Only about 3,200 tigers are left in the wild, but American roadside zoos, menageries, and exotic pet owners keep nearly twice that number. These facilities threaten the safety of our communities and impose an enormous financial burden on taxpayers, government agencies, and nonprofit sanctuaries like the Cleveland Amory Black Beauty Ranch in Texas and Big Cat Rescue in Florida, which often have to rescue tigers from deplorable conditions. The new rule will help ensure that only properly accredited facilities engaged in legitimate conservation activities can breed and trade tigers, by requiring an ESA permit for such activities regardless of the tiger’s genetic lineage.

We benefited from the efforts of Republican and Democratic members of Congress who urged the White House to finalize the generic tiger rule. Bipartisan groups of lawmakers in both the House and Senate helped to push the issue forward, led by Rep. Jeff Denham, R-Calif., and Sens. Cory Booker, D-N.J., and Dick Blumenthal, D-Conn.

In another step forward for tigers, the U.S. Department of Agriculture issued guidance to its inspectors to start cracking down on public contact with infant tiger cubs and other exotic cats at exhibition facilities licensed under the Animal Welfare Act. While the policy only deals with cats four weeks of age or younger, we will continue to urge USDA to do more on this issue and to explicitly prohibit public contact with tiger cubs of any age, along with other dangerous captive wildlife.

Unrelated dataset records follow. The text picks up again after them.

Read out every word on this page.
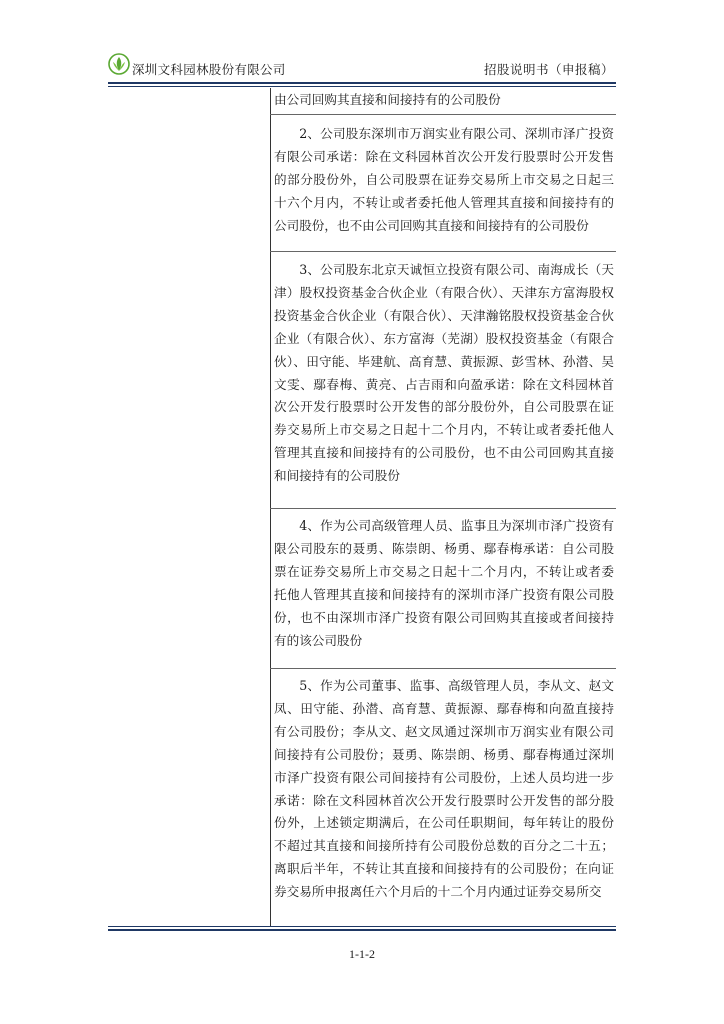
深圳文科园林股份有限公司	招股说明书（申报稿）

由公司回购其直接和间接持有的公司股份

2、公司股东深圳市万润实业有限公司、深圳市泽广投资有限公司承诺：除在文科园林首次公开发行股票时公开发售的部分股份外，自公司股票在证券交易所上市交易之日起三十六个月内，不转让或者委托他人管理其直接和间接持有的公司股份，也不由公司回购其直接和间接持有的公司股份

3、公司股东北京天诚恒立投资有限公司、南海成长（天津）股权投资基金合伙企业（有限合伙）、天津东方富海股权投资基金合伙企业（有限合伙）、天津瀚铭股权投资基金合伙企业（有限合伙）、东方富海（芜湖）股权投资基金（有限合伙）、田守能、毕建航、高育慧、黄振源、彭雪林、孙潜、吴文雯、鄢春梅、黄亮、占吉雨和向盈承诺：除在文科园林首次公开发行股票时公开发售的部分股份外，自公司股票在证券交易所上市交易之日起十二个月内，不转让或者委托他人管理其直接和间接持有的公司股份，也不由公司回购其直接和间接持有的公司股份

4、作为公司高级管理人员、监事且为深圳市泽广投资有限公司股东的聂勇、陈崇朗、杨勇、鄢春梅承诺：自公司股票在证券交易所上市交易之日起十二个月内，不转让或者委托他人管理其直接和间接持有的深圳市泽广投资有限公司股份，也不由深圳市泽广投资有限公司回购其直接或者间接持有的该公司股份

5、作为公司董事、监事、高级管理人员，李从文、赵文凤、田守能、孙潜、高育慧、黄振源、鄢春梅和向盈直接持有公司股份；李从文、赵文凤通过深圳市万润实业有限公司间接持有公司股份；聂勇、陈崇朗、杨勇、鄢春梅通过深圳市泽广投资有限公司间接持有公司股份，上述人员均进一步承诺：除在文科园林首次公开发行股票时公开发售的部分股份外，上述锁定期满后，在公司任职期间，每年转让的股份不超过其直接和间接所持有公司股份总数的百分之二十五；离职后半年，不转让其直接和间接持有的公司股份；在向证券交易所申报离任六个月后的十二个月内通过证券交易所交

1-1-2
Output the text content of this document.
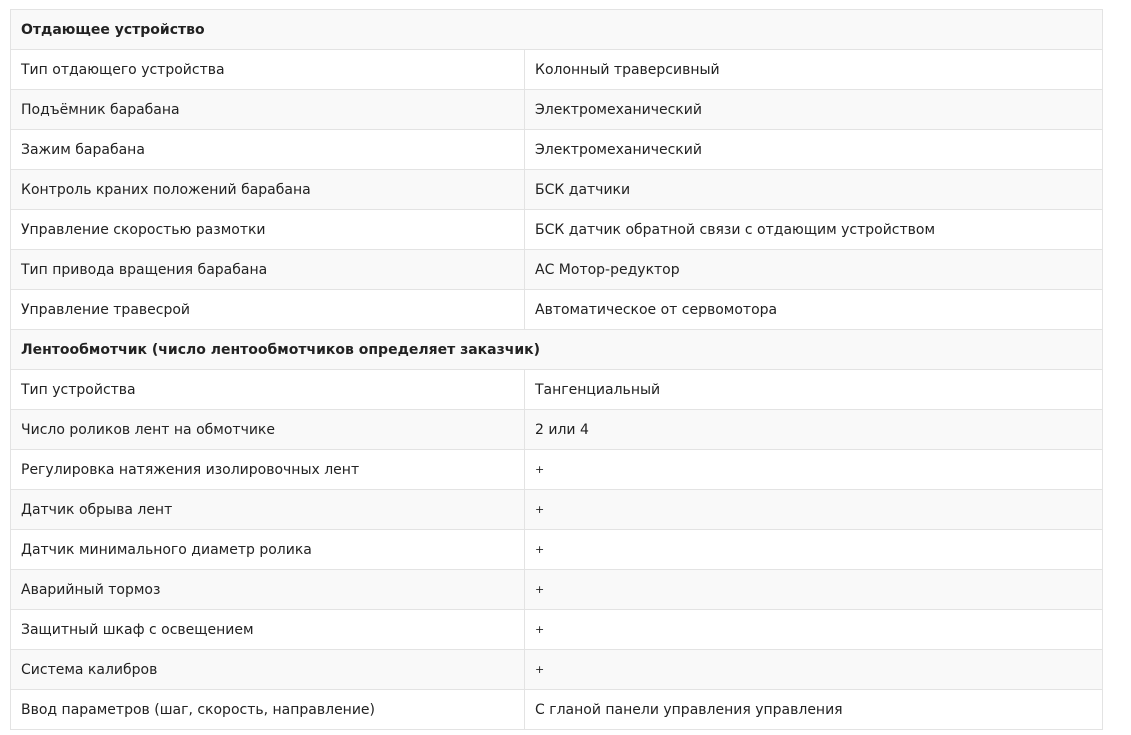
Отдающее устройство	
Тип отдающего устройства	Колонный траверсивный
Подъёмник барабана	Электромеханический
Зажим барабана	Электромеханический
Контроль краних положений барабана	БСК датчики
Управление скоростью размотки	БСК датчик обратной связи с отдающим устройством
Тип привода вращения барабана	АС Мотор-редуктор
Управление травесрой	Автоматическое от сервомотора
Лентообмотчик (число лентообмотчиков определяет заказчик)	
Тип устройства	Тангенциальный
Число роликов лент на обмотчике	2 или 4
Регулировка натяжения изолировочных лент	+
Датчик обрыва лент	+
Датчик минимального диаметр ролика	+
Аварийный тормоз	+
Защитный шкаф с освещением	+
Система калибров	+
Ввод параметров (шаг, скорость, направление)	С гланой панели управления управления
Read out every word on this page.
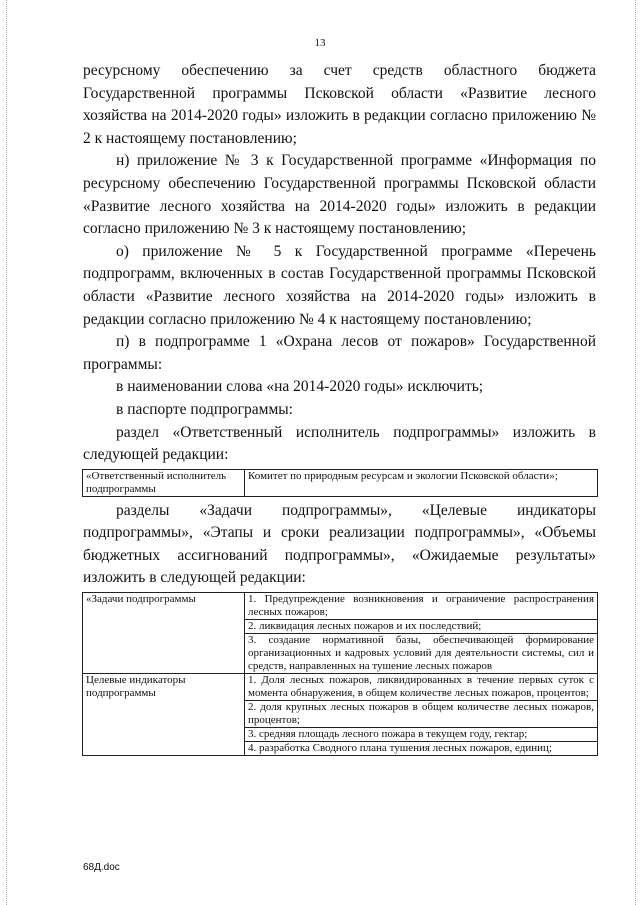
13

ресурсному обеспечению за счет средств областного бюджета Государственной программы Псковской области «Развитие лесного хозяйства на 2014-2020 годы» изложить в редакции согласно приложению № 2 к настоящему постановлению;

н) приложение № 3 к Государственной программе «Информация по ресурсному обеспечению Государственной программы Псковской области «Развитие лесного хозяйства на 2014-2020 годы» изложить в редакции согласно приложению № 3 к настоящему постановлению;

о) приложение № 5 к Государственной программе «Перечень подпрограмм, включенных в состав Государственной программы Псковской области «Развитие лесного хозяйства на 2014-2020 годы» изложить в редакции согласно приложению № 4 к настоящему постановлению;

п) в подпрограмме 1 «Охрана лесов от пожаров» Государственной программы:

в наименовании слова «на 2014-2020 годы» исключить;

в паспорте подпрограммы:

раздел «Ответственный исполнитель подпрограммы» изложить в следующей редакции:

«Ответственный исполнитель подпрограммы	Комитет по природным ресурсам и экологии Псковской области»;

разделы «Задачи подпрограммы», «Целевые индикаторы подпрограммы», «Этапы и сроки реализации подпрограммы», «Объемы бюджетных ассигнований подпрограммы», «Ожидаемые результаты» изложить в следующей редакции:

«Задачи подпрограммы	1. Предупреждение возникновения и ограничение распространения лесных пожаров;
2. ликвидация лесных пожаров и их последствий;
3. создание нормативной базы, обеспечивающей формирование организационных и кадровых условий для деятельности системы, сил и средств, направленных на тушение лесных пожаров

Целевые индикаторы подпрограммы	1. Доля лесных пожаров, ликвидированных в течение первых суток с момента обнаружения, в общем количестве лесных пожаров, процентов;
2. доля крупных лесных пожаров в общем количестве лесных пожаров, процентов;
3. средняя площадь лесного пожара в текущем году, гектар;
4. разработка Сводного плана тушения лесных пожаров, единиц;
68Д.doc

Conservation efforts for wild tigers are undermined by the exploitation of captive tigers. Those who engage in these activities misrepresent tigers’ conservation status to the public and potentially even provide a supply of tiger parts for illegal international trade. Individual tigers also suffer tremendously at these unqualified facilities, where they are routinely bred to produce a steady supply of cubs for unsafe photographic opportunities and interactive experiences with paying customers.

The HSUS found terrible abuse during three undercover investigations conducted at such pay-to-play exhibits in the last five years. At the G.W. Exotic Animal Park (currently home to nearly 100 tigers) a juvenile tiger pounced on a young child and an investigator documented five tiger deaths in one month. At the Natural Bridge Zoo tiger cubs were deprived of food to make them compliant for bottle-feeding sessions and were punched and smacked when they exhibited normal play behavior. At Tiger Safari infant tiger cubs were deprived of essential maternal care, and both of the tiger cubs used for excessive public handling during that investigation died when they were less than two years of age.

These multi-pronged efforts to protect tigers have been years in the making, and a coalition of groups, including The HSUS and The Fund for Animals, submitted rulemaking petitions for the actions involved. The Obama administration has made positive strides with these important protections to end the exploitation of tigers, and we urge the relevant federal agencies to further protect animal welfare and public safety by cracking down on this inhumane and reckless trade.